Ab Jänner des kommenden Jahres gibt es eine dritte Firma von uns: Thoma-Kuster-Engineering, eine Firma, die sich ausschließlich mit Bauteilaktivierung im Massivholzbau beschäftigen wird. Damit sind wir dann vor allem in Deutschland in großen Projekten mit höchsten Ansprüchen an gesunde und baubiologische Bauweisen aktiv. Und hier in Salzburg haben wir auch ein spannendes Projekt: eine Industriehalle mit 8500 Quadratmetern, die wir in Kombination mit Photovoltaik und einem Erdkollektorfeld unter der Betonplatte versorgen werden. Mit dieser Bauweise senken wir die Kosten nochmals um einen bedeutenden Faktor.
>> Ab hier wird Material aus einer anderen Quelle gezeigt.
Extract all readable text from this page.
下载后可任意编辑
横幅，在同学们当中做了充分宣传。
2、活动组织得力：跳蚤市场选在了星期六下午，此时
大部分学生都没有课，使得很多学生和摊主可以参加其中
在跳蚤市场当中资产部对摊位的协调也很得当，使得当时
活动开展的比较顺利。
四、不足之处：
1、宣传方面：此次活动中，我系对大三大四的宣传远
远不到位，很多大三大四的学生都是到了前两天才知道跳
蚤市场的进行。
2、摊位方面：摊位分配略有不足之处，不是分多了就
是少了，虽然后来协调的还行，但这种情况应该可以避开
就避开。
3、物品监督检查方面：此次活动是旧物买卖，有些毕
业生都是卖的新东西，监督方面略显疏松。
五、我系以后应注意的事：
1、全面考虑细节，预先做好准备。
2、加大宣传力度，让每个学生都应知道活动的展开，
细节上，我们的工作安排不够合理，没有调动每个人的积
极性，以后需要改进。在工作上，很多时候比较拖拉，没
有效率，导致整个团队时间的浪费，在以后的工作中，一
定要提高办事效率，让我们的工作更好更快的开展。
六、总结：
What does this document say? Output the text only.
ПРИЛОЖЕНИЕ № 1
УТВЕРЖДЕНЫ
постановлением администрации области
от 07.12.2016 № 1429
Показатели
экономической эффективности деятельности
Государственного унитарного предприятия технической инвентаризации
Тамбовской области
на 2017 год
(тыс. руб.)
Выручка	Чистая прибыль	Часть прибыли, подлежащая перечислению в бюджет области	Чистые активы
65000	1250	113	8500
Würde man jetzt die Bewohner oder Nutzer der von Ihnen umgesetzten Gebäuden befragen, was würden diese über Funktionalität, Komfort und Energieverbrauch sagen?

Wir bemühen uns sehr, dass wir einhalten, was wir versprechen. Wir bieten ein einjähriges Monitoring bei unseren Projekten an und kontrollieren damit unsere eigenen Zielsetzungen. Meine Partner gehen mit mir immer gerne meine Kunden besuchen, weil wir überall auf ein Schnapserl und eine Jause eingeladen werden. Das zeigt vielleicht am besten, wie zufrieden die Menschen in den von uns geplanten Gebäuden sind.

Herr Kuster, herzlichen Dank für das Gespräch.